22.震災遺構〜その2 3月11日記事

旧大槌町役場庁舎。
ここでは、当時の町長をはじめ、
約40人の町職員が津波の犠牲になっています。



この旧庁舎の保存をめぐっては、
前町長が一部保存方針を示していたのですが、
昨年8月の町長選で、
旧庁舎の取り壊しを主張した現職が当選し、
年度末までの取り壊しが行われる予定でした。

しかし、地元高校生らが、
「将来の教訓として、遺構を残してほしい」
と保存を町に要望し、
町議会も取り壊しの延期を求めるなど、
マチ全体が揺れている様子がうかがえます。


震災前の大槌町の模型

さて、2月下旬、大槌町のNPOの紹介で、
「震災の語り部」さんらと交流をしました。

語り部のひとりである赤崎さんは、
「職員の遺族には、5年たった今でも
旧庁舎を見ることすらできない人もいる。
遺族感情に配慮し、取り壊すべき。」と語ります。


仮設住宅に住む赤崎さん夫婦

その一方で、語り部の岩間さんは、
「高校生たちが、町に保存を要望している。
町の将来は、子どもたちに託すべき。
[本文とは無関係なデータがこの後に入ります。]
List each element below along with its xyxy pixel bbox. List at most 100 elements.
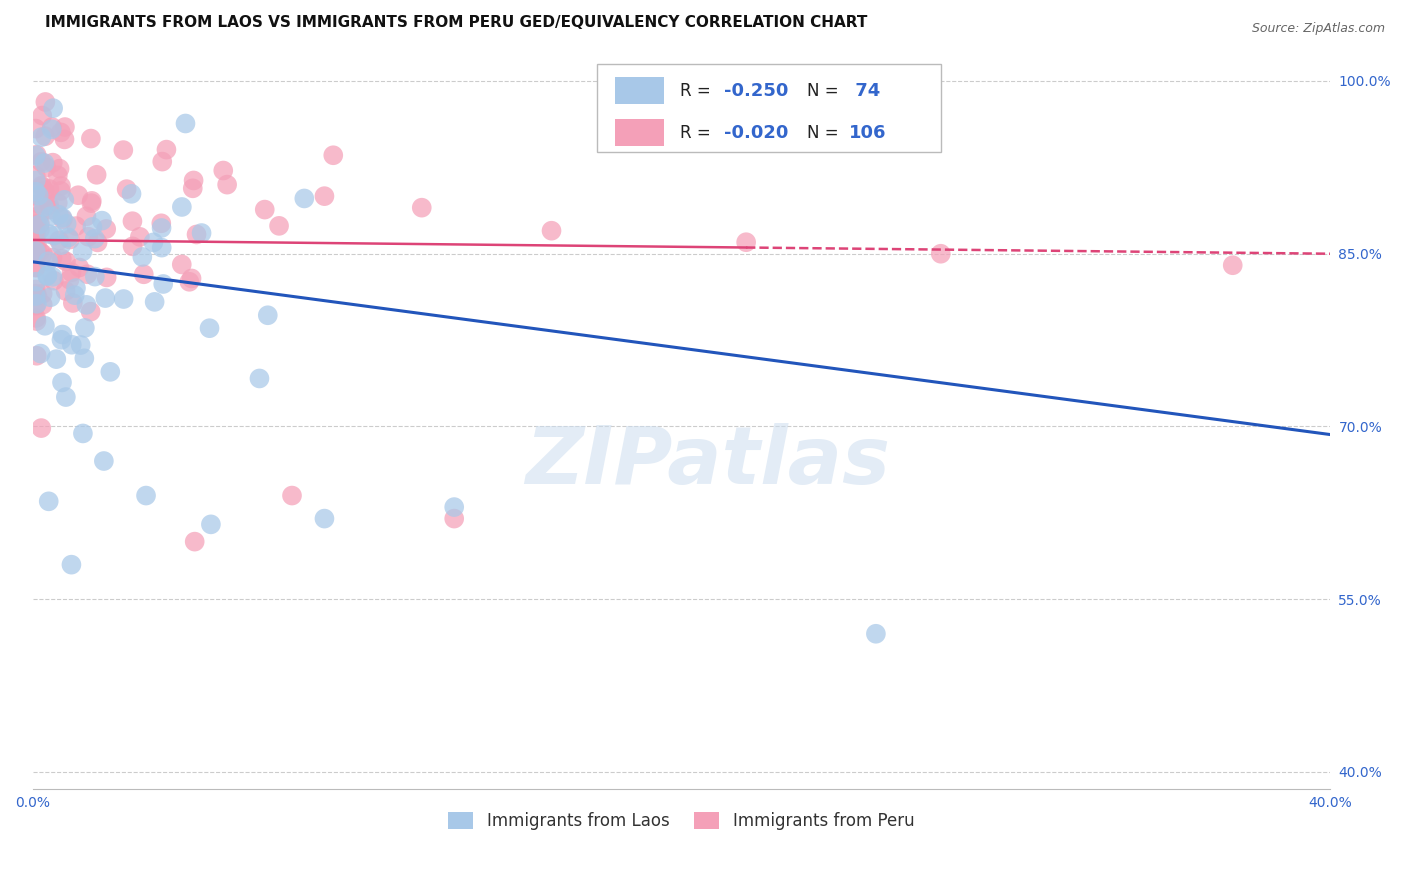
Point bbox=[67, 188, 90, 202]
Point bbox=[28, 208, 51, 222]
Point bbox=[86, 168, 108, 182]
Point bbox=[24, 225, 46, 239]
Point bbox=[24, 212, 46, 227]
Point bbox=[25, 297, 48, 311]
Point bbox=[51, 252, 73, 266]
Point bbox=[183, 534, 205, 549]
Point bbox=[929, 246, 952, 260]
Text: ZIPatlas: ZIPatlas bbox=[524, 424, 890, 501]
Point bbox=[152, 277, 174, 291]
Point bbox=[34, 95, 56, 109]
Point bbox=[58, 272, 80, 286]
Point bbox=[25, 314, 48, 328]
Point bbox=[31, 109, 53, 123]
Point bbox=[411, 201, 433, 215]
Point bbox=[24, 233, 46, 247]
Point bbox=[31, 178, 53, 193]
Point bbox=[150, 221, 173, 235]
Point bbox=[82, 219, 104, 234]
Point bbox=[292, 191, 315, 205]
Point bbox=[112, 292, 135, 306]
Text: R =: R = bbox=[681, 124, 716, 142]
Point bbox=[31, 247, 53, 261]
Point bbox=[38, 227, 60, 241]
Point bbox=[25, 310, 48, 325]
Point bbox=[72, 426, 94, 441]
Point bbox=[256, 308, 278, 322]
Point bbox=[62, 296, 84, 310]
Point bbox=[42, 274, 65, 288]
Point bbox=[53, 120, 76, 134]
Point bbox=[30, 421, 52, 435]
Point bbox=[142, 235, 165, 250]
Point bbox=[77, 229, 100, 244]
Point bbox=[38, 494, 60, 508]
Point bbox=[28, 218, 51, 232]
Point bbox=[55, 390, 77, 404]
Point bbox=[25, 236, 48, 251]
Point bbox=[31, 286, 53, 301]
Point bbox=[217, 178, 239, 192]
Point bbox=[24, 299, 46, 313]
Point bbox=[24, 289, 46, 303]
Point bbox=[27, 289, 49, 303]
Text: N =: N = bbox=[807, 81, 844, 100]
Point bbox=[44, 228, 66, 243]
Point bbox=[249, 371, 271, 385]
Point bbox=[112, 143, 135, 157]
Point bbox=[24, 121, 46, 136]
Point bbox=[180, 271, 202, 285]
Point bbox=[73, 321, 96, 335]
Point bbox=[65, 281, 87, 295]
Point bbox=[53, 132, 76, 146]
Point bbox=[37, 268, 59, 283]
Point bbox=[83, 269, 105, 284]
Point bbox=[38, 198, 60, 212]
Point bbox=[76, 267, 98, 281]
Point bbox=[37, 254, 59, 268]
Point bbox=[83, 232, 105, 246]
Point bbox=[58, 230, 80, 244]
Point bbox=[60, 337, 83, 351]
Point bbox=[186, 227, 208, 242]
Point bbox=[80, 196, 103, 211]
Point bbox=[51, 333, 73, 347]
Point bbox=[322, 148, 344, 162]
Point bbox=[42, 101, 65, 115]
Text: Source: ZipAtlas.com: Source: ZipAtlas.com bbox=[1251, 22, 1385, 36]
Point bbox=[38, 202, 60, 217]
Point bbox=[121, 186, 143, 201]
Point bbox=[96, 270, 118, 285]
Point bbox=[55, 284, 77, 298]
Point bbox=[48, 208, 70, 222]
Point bbox=[41, 120, 63, 134]
Point bbox=[24, 260, 46, 275]
Point bbox=[1222, 258, 1244, 272]
Point bbox=[60, 558, 83, 572]
Point bbox=[30, 130, 52, 145]
Point bbox=[25, 147, 48, 161]
Point bbox=[28, 223, 51, 237]
FancyBboxPatch shape bbox=[614, 120, 665, 146]
Point bbox=[132, 267, 155, 281]
Text: IMMIGRANTS FROM LAOS VS IMMIGRANTS FROM PERU GED/EQUIVALENCY CORRELATION CHART: IMMIGRANTS FROM LAOS VS IMMIGRANTS FROM … bbox=[45, 15, 868, 30]
Point bbox=[24, 189, 46, 203]
Point bbox=[24, 173, 46, 187]
Point bbox=[75, 298, 97, 312]
Point bbox=[443, 511, 465, 525]
Text: -0.020: -0.020 bbox=[724, 124, 789, 142]
Point bbox=[49, 184, 72, 198]
Point bbox=[170, 200, 193, 214]
Point bbox=[30, 154, 52, 169]
Point bbox=[314, 189, 336, 203]
Point bbox=[212, 163, 235, 178]
Point bbox=[80, 131, 103, 145]
Point bbox=[28, 188, 51, 202]
Point bbox=[41, 122, 63, 136]
Point bbox=[39, 209, 62, 223]
Point bbox=[24, 169, 46, 183]
Point bbox=[51, 238, 73, 252]
Point bbox=[59, 233, 82, 247]
Point bbox=[281, 489, 304, 503]
Point bbox=[41, 269, 63, 284]
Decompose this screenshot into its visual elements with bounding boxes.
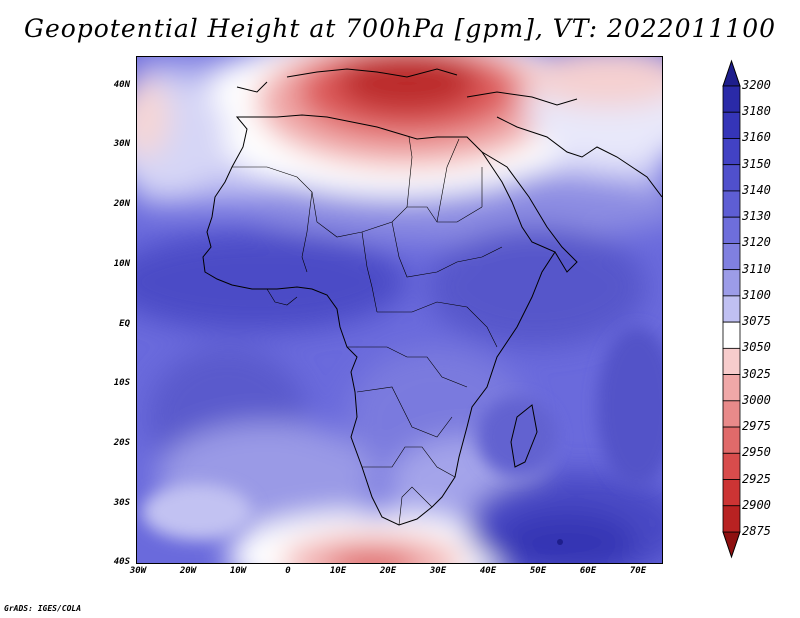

」と語ります。


大槌の未来を熱心に語る岩間さん

偶然ではありましたが、語り部2人の意見は、
まさに町の苦悩を反映していました。
そんな中、水産加工業の六串さんは、
「それよりも優先すべきことがたくさんある。
わたしたちの生活再建が第一。」と言います。

いつかまた、この大槌の地に立った時、
どんな姿になっているのだろうか、
近い未来に思いを馳せるとともに、
大槌の人々の幸せを祈っているのでした。